Nor were they so besotted with one another as to agree simply for the sake of agreement. Each had spent some minutes alone with the body, studying the situation. Each had separately concluded that Grenville could not have died from a blow incurred by falling off a ladder.
Someone had rearranged the body. Why? Why not leave it as it had originally fallen? Had there been something under it that had to be retrieved? The brick, perhaps. Or a letter? The overly precise placement of the ladder suggested an inexperienced killer or perhaps that the death had been accidental, in the sense of unplanned.
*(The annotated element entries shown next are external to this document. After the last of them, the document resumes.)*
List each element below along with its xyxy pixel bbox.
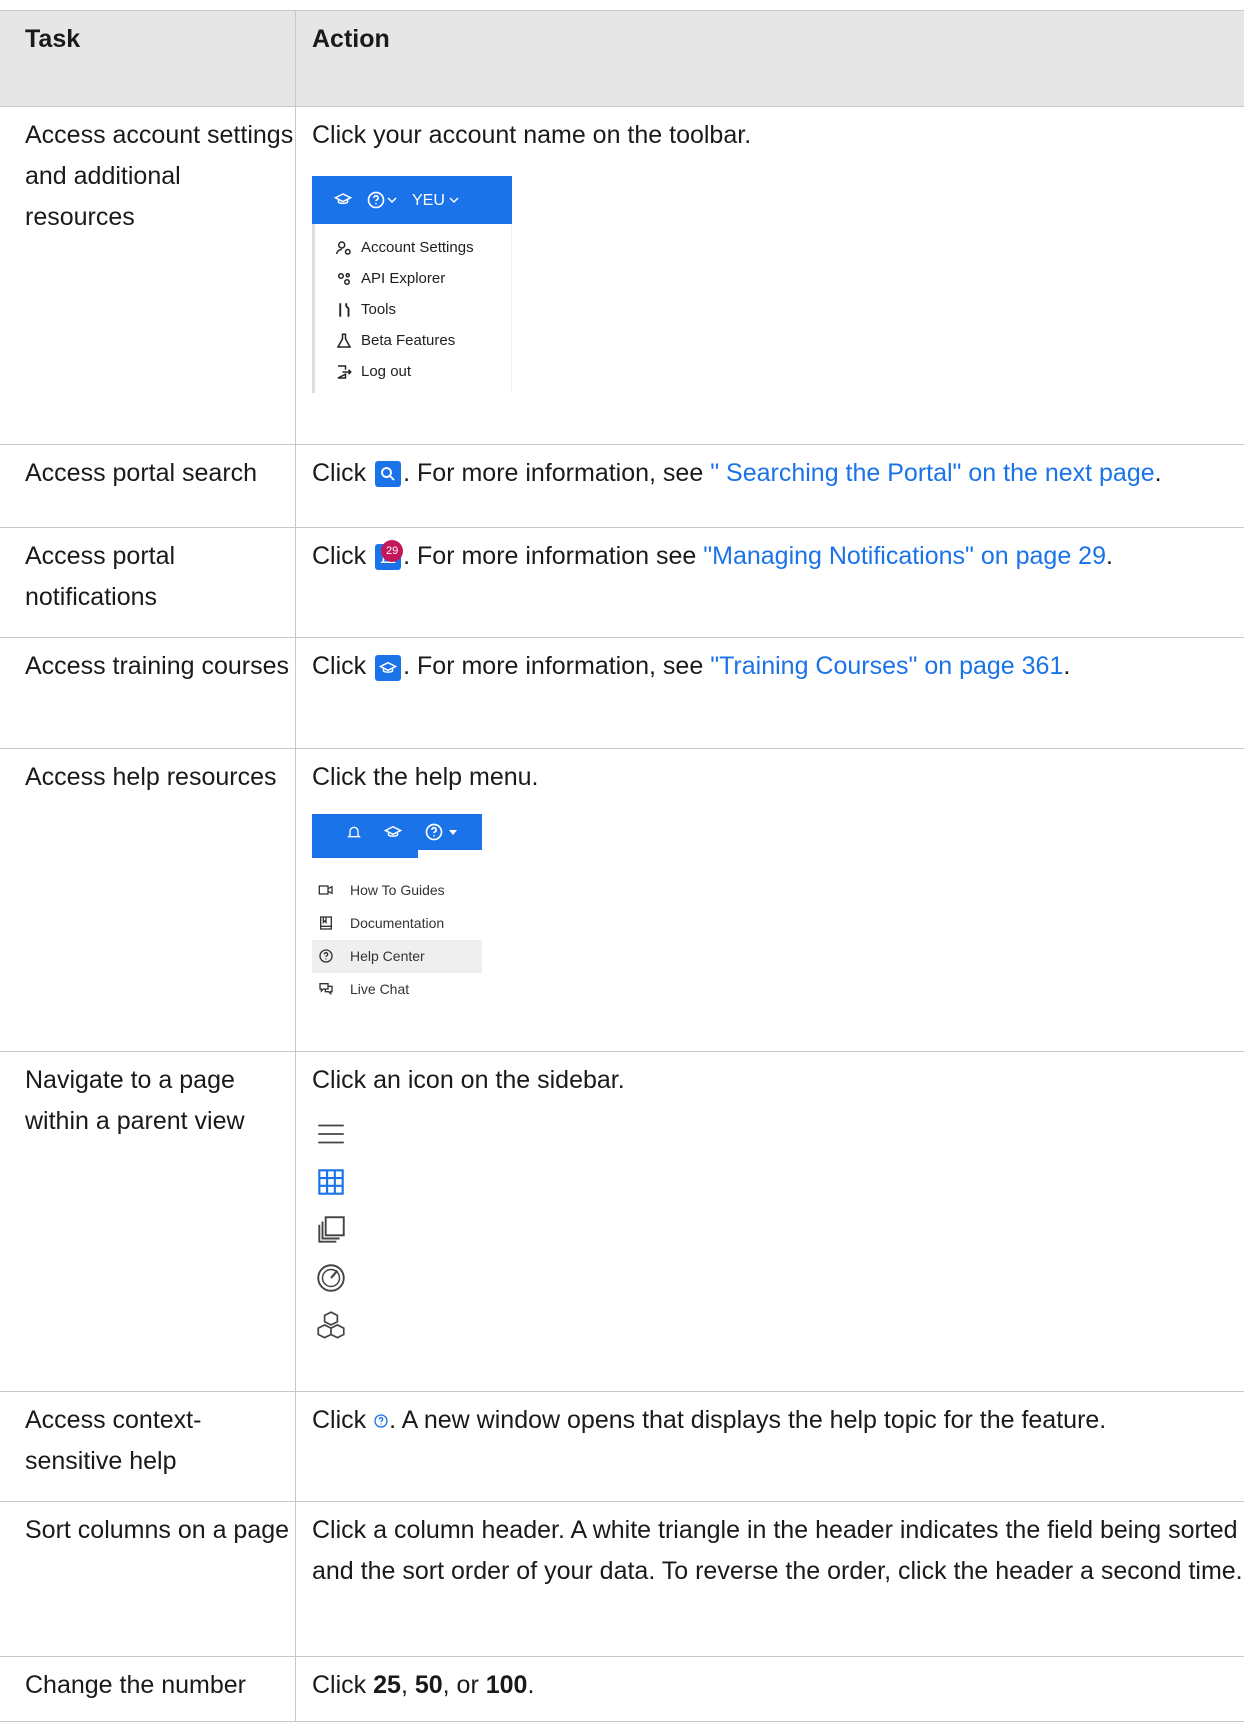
video-icon <box>318 885 333 895</box>
task-cell: Sort columns on a page <box>0 1501 296 1657</box>
menu-item-tools[interactable]: Tools <box>315 294 511 325</box>
gears-icon <box>338 272 350 285</box>
task-cell: Change the number <box>0 1656 296 1722</box>
task-cell: Access context-sensitive help <box>0 1391 296 1502</box>
graduation-cap-icon <box>375 654 402 681</box>
task-action-table: Task Action Access account settings and … <box>0 10 1244 1722</box>
table-row: Access account settings and additional r… <box>0 106 1244 445</box>
sidebar-icons <box>312 1117 1244 1343</box>
help-circle-icon <box>366 190 398 210</box>
book-icon <box>320 916 332 930</box>
action-cell: Click 29 . For more information see "Man… <box>312 540 1113 571</box>
action-cell: Click the help menu. How To Guides Docum… <box>296 748 1244 1052</box>
menu-item-api-explorer[interactable]: API Explorer <box>315 263 511 294</box>
column-header-action: Action <box>295 10 1244 107</box>
notification-badge: 29 <box>381 540 404 563</box>
hamburger-menu-icon[interactable] <box>314 1117 348 1151</box>
column-header-task: Task <box>0 10 296 107</box>
help-toolbar <box>312 813 482 850</box>
grid-icon[interactable] <box>314 1165 348 1199</box>
stacked-pages-icon[interactable] <box>314 1213 348 1247</box>
searching-portal-link[interactable]: " Searching the Portal" on the next page <box>710 459 1154 487</box>
task-cell: Navigate to a page within a parent view <box>0 1051 296 1392</box>
menu-item-beta-features[interactable]: Beta Features <box>315 325 511 356</box>
action-cell: Click an icon on the sidebar. <box>296 1052 1244 1392</box>
action-cell: Click . For more information, see " Sear… <box>312 458 1162 488</box>
account-name-button[interactable]: YEU <box>412 180 460 221</box>
account-toolbar: YEU <box>312 176 512 225</box>
logout-icon <box>337 365 352 379</box>
action-text: Click your account name on the toolbar. <box>312 121 752 150</box>
table-row: Change the number Click 25, 50, or 100. <box>0 1656 1244 1722</box>
menu-item-log-out[interactable]: Log out <box>315 356 511 387</box>
chat-icon <box>319 983 333 996</box>
menu-item-help-center[interactable]: Help Center <box>312 939 482 973</box>
gauge-icon[interactable] <box>314 1261 348 1295</box>
table-header-row: Task Action <box>0 10 1244 107</box>
table-row: Sort columns on a page Click a column he… <box>0 1501 1244 1657</box>
graduation-cap-icon <box>384 825 402 837</box>
task-cell: Access portal search <box>0 444 296 528</box>
help-circle-icon <box>374 1414 388 1429</box>
cubes-icon[interactable] <box>314 1309 348 1343</box>
search-icon <box>375 461 402 488</box>
action-cell: Click a column header. A white triangle … <box>312 1516 1243 1586</box>
table-row: Access portal notifications Click 29 . F… <box>0 527 1244 638</box>
managing-notifications-link[interactable]: "Managing Notifications" on page 29 <box>703 542 1106 570</box>
menu-item-documentation[interactable]: Documentation <box>312 907 482 940</box>
menu-item-account-settings[interactable]: Account Settings <box>315 232 511 263</box>
training-courses-link[interactable]: "Training Courses" on page 361 <box>710 652 1063 680</box>
table-row: Navigate to a page within a parent view … <box>0 1051 1244 1392</box>
graduation-cap-icon <box>334 191 352 209</box>
action-cell: Click . For more information, see "Train… <box>312 652 1071 681</box>
table-row: Access portal search Click . For more in… <box>0 444 1244 528</box>
task-cell: Access training courses <box>0 637 296 749</box>
bell-icon <box>347 826 361 837</box>
action-text: Click an icon on the sidebar. <box>312 1066 625 1095</box>
task-cell: Access account settings and additional r… <box>0 106 296 445</box>
action-text: Click the help menu. <box>312 762 539 791</box>
option-25: 25 <box>373 1671 401 1700</box>
action-cell: Click . A new window opens that displays… <box>312 1406 1107 1435</box>
menu-item-live-chat[interactable]: Live Chat <box>312 973 482 1006</box>
table-row: Access help resources Click the help men… <box>0 748 1244 1052</box>
bell-icon: 29 <box>375 540 404 571</box>
option-50: 50 <box>414 1671 443 1700</box>
help-circle-icon <box>425 823 443 840</box>
table-row: Access context-sensitive help Click . A … <box>0 1391 1244 1502</box>
flask-icon <box>336 333 352 348</box>
table-row: Access training courses Click . For more… <box>0 637 1244 749</box>
account-dropdown: Account Settings API Explorer Tools Beta… <box>312 224 512 394</box>
help-dropdown: How To Guides Documentation Help Center <box>312 858 482 1006</box>
option-100: 100 <box>485 1671 528 1700</box>
user-settings-icon <box>335 241 351 255</box>
help-menu-screenshot: How To Guides Documentation Help Center <box>312 813 482 1006</box>
account-menu-screenshot: YEU Account Settings API Explorer Tools … <box>312 176 512 394</box>
action-cell: Click your account name on the toolbar. … <box>296 107 1244 444</box>
task-cell: Access help resources <box>0 748 296 1052</box>
active-underline <box>312 849 418 858</box>
tools-icon <box>339 303 350 317</box>
menu-item-how-to-guides[interactable]: How To Guides <box>312 874 482 907</box>
task-cell: Access portal notifications <box>0 527 296 638</box>
action-cell: Click 25, 50, or 100. <box>312 1671 535 1700</box>
help-menu-button[interactable] <box>424 822 458 842</box>
help-circle-icon <box>319 949 333 963</box>
caret-down-icon <box>449 829 457 835</box>
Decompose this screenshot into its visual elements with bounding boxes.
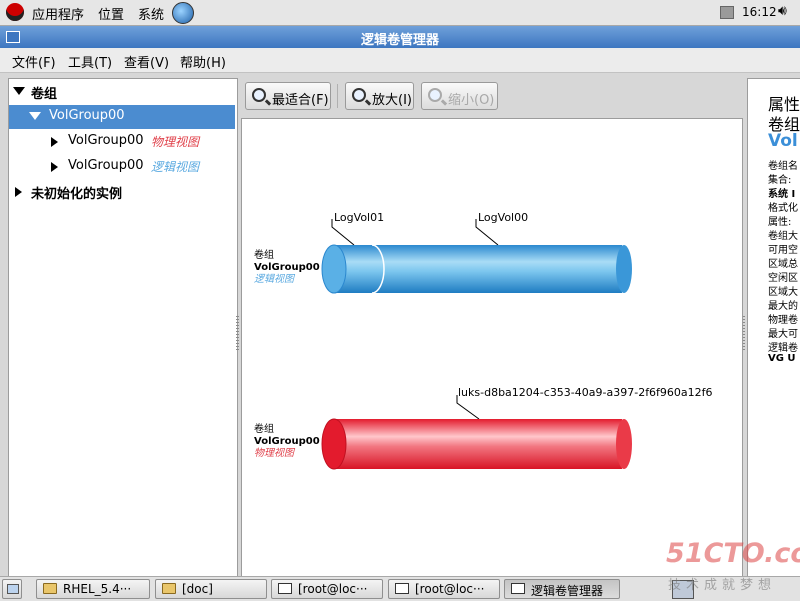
zoom-in-button[interactable]: 放大(I) bbox=[345, 82, 414, 110]
volume-canvas[interactable]: 卷组 VolGroup00 逻辑视图 LogVol01 LogVol00 卷组 … bbox=[241, 118, 743, 580]
task-label: [root@loc··· bbox=[298, 582, 368, 596]
tree-item-volgroup[interactable]: VolGroup00 bbox=[9, 105, 235, 129]
prop-row: 区域大 bbox=[768, 287, 798, 298]
expander-right-icon[interactable] bbox=[15, 187, 22, 197]
folder-icon bbox=[162, 583, 176, 594]
watermark-logo: 51CTO.com bbox=[666, 538, 800, 569]
zoom-out-button[interactable]: 缩小(O) bbox=[421, 82, 498, 110]
task-button-lvm[interactable]: 逻辑卷管理器 bbox=[504, 579, 620, 599]
logical-cylinder-body bbox=[334, 245, 622, 293]
redhat-logo-icon[interactable] bbox=[6, 3, 24, 21]
menu-file[interactable]: 文件(F) bbox=[12, 52, 56, 71]
expander-right-icon[interactable] bbox=[51, 137, 58, 147]
prop-row: 最大可 bbox=[768, 329, 798, 340]
logical-view-tag: 逻辑视图 bbox=[151, 160, 200, 174]
terminal-icon bbox=[278, 583, 292, 594]
physical-cylinder-body bbox=[334, 419, 622, 469]
properties-pane: 属性 卷组 Vol 卷组名 集合: 系统 I 格式化 属性: 卷组大 可用空 区… bbox=[747, 78, 800, 578]
volume-tree: 卷组 VolGroup00 VolGroup00 物理视图 VolGroup00… bbox=[8, 78, 238, 578]
prop-row: 空闲区 bbox=[768, 273, 798, 284]
physical-view-tag: 物理视图 bbox=[151, 135, 200, 149]
tree-label: VolGroup00 bbox=[68, 133, 144, 148]
task-label: [doc] bbox=[182, 582, 213, 596]
physical-cylinder-end bbox=[616, 419, 632, 469]
prop-row: 最大的 bbox=[768, 301, 798, 312]
menubar: 文件(F) 工具(T) 查看(V) 帮助(H) bbox=[0, 48, 800, 73]
task-button-rhel[interactable]: RHEL_5.4··· bbox=[36, 579, 150, 599]
prop-row: 逻辑卷 bbox=[768, 343, 798, 354]
prop-row: 可用空 bbox=[768, 245, 798, 256]
expander-right-icon[interactable] bbox=[51, 162, 58, 172]
task-button-terminal-1[interactable]: [root@loc··· bbox=[271, 579, 383, 599]
tree-item-logical-view[interactable]: VolGroup00 逻辑视图 bbox=[9, 155, 235, 179]
system-menu[interactable]: 系统 bbox=[138, 4, 164, 23]
tree-label: 卷组 bbox=[31, 87, 58, 102]
logical-cylinder-face bbox=[321, 244, 347, 294]
top-panel: 应用程序 位置 系统 16:12 🔊︎ bbox=[0, 0, 800, 26]
menu-view[interactable]: 查看(V) bbox=[124, 52, 169, 71]
tree-item-uninitialized[interactable]: 未初始化的实例 bbox=[9, 180, 235, 204]
zoom-in-icon bbox=[352, 88, 366, 102]
task-label: 逻辑卷管理器 bbox=[531, 584, 604, 598]
task-label: [root@loc··· bbox=[415, 582, 485, 596]
properties-vg-name: Vol bbox=[768, 131, 798, 151]
volume-icon[interactable]: 🔊︎ bbox=[778, 3, 787, 19]
cylinder-drawing bbox=[321, 219, 632, 470]
notification-icon[interactable] bbox=[720, 6, 734, 19]
physical-cylinder-face bbox=[321, 418, 347, 470]
tree-item-volume-groups[interactable]: 卷组 bbox=[9, 80, 235, 104]
folder-icon bbox=[43, 583, 57, 594]
zoom-out-icon bbox=[428, 88, 442, 102]
expander-down-icon[interactable] bbox=[13, 87, 25, 95]
zoom-fit-icon bbox=[252, 88, 266, 102]
expander-down-icon[interactable] bbox=[29, 112, 41, 120]
zoom-in-label: 放大(I) bbox=[372, 93, 412, 108]
applications-menu[interactable]: 应用程序 bbox=[32, 4, 84, 23]
physical-volume-cylinder[interactable] bbox=[321, 418, 632, 470]
show-desktop-button[interactable] bbox=[2, 579, 22, 599]
logical-cylinder-end bbox=[616, 245, 632, 293]
prop-row: 系统 I bbox=[768, 189, 796, 200]
prop-row: 卷组名 bbox=[768, 161, 798, 172]
zoom-out-label: 缩小(O) bbox=[448, 93, 495, 108]
prop-row: 区域总 bbox=[768, 259, 798, 270]
left-splitter-handle[interactable] bbox=[236, 316, 239, 352]
window-titlebar[interactable]: 逻辑卷管理器 bbox=[0, 26, 800, 48]
logvol00-leader-line bbox=[475, 219, 499, 246]
task-label: RHEL_5.4··· bbox=[63, 582, 132, 596]
toolbar-separator bbox=[337, 84, 338, 108]
tree-item-physical-view[interactable]: VolGroup00 物理视图 bbox=[9, 130, 235, 154]
prop-row: 卷组大 bbox=[768, 231, 798, 242]
window-icon bbox=[511, 583, 525, 594]
window-title: 逻辑卷管理器 bbox=[360, 33, 439, 48]
places-menu[interactable]: 位置 bbox=[98, 4, 124, 23]
menu-tools[interactable]: 工具(T) bbox=[68, 52, 112, 71]
watermark-slogan: 技术成就梦想 bbox=[668, 578, 777, 593]
prop-row: VG U bbox=[768, 353, 796, 364]
logvol01-leader-line bbox=[331, 219, 355, 246]
prop-row: 属性: bbox=[768, 217, 792, 228]
tree-label: 未初始化的实例 bbox=[31, 187, 123, 202]
prop-row: 集合: bbox=[768, 175, 792, 186]
web-browser-launcher-icon[interactable] bbox=[172, 2, 194, 24]
logical-volume-cylinder[interactable] bbox=[321, 244, 632, 294]
task-button-terminal-2[interactable]: [root@loc··· bbox=[388, 579, 500, 599]
prop-row: 物理卷 bbox=[768, 315, 798, 326]
menu-help[interactable]: 帮助(H) bbox=[180, 52, 226, 71]
best-fit-label: 最适合(F) bbox=[272, 93, 329, 108]
prop-row: 格式化 bbox=[768, 203, 798, 214]
tree-label: VolGroup00 bbox=[68, 158, 144, 173]
tree-label: VolGroup00 bbox=[49, 108, 125, 123]
terminal-icon bbox=[395, 583, 409, 594]
luks-leader-line bbox=[456, 395, 480, 420]
best-fit-button[interactable]: 最适合(F) bbox=[245, 82, 331, 110]
clock[interactable]: 16:12 bbox=[742, 5, 777, 19]
task-button-doc[interactable]: [doc] bbox=[155, 579, 267, 599]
That must be true, now that he thought of it. There would have been an imminent risk of discovery in the orchard on a summer evening. The killer might have moved the body and the ladder out of panic and then run away. Like the supposed gardener, but with a real motive. The precise placement also proved that the deed had been done before sunset. The moon had been dark last night.
If a rendezvous had been arranged with murder in mind, the killer would surely have brought a weapon easier to wield than a brick. Nor did Grenville’s death appear to be the result of the sort of hot-blooded scuffle that occasionally broke out among prideful courtiers contending for — for everything. Women, favors, honors. But then one would expect a death by stabbing, not from a blow on the head.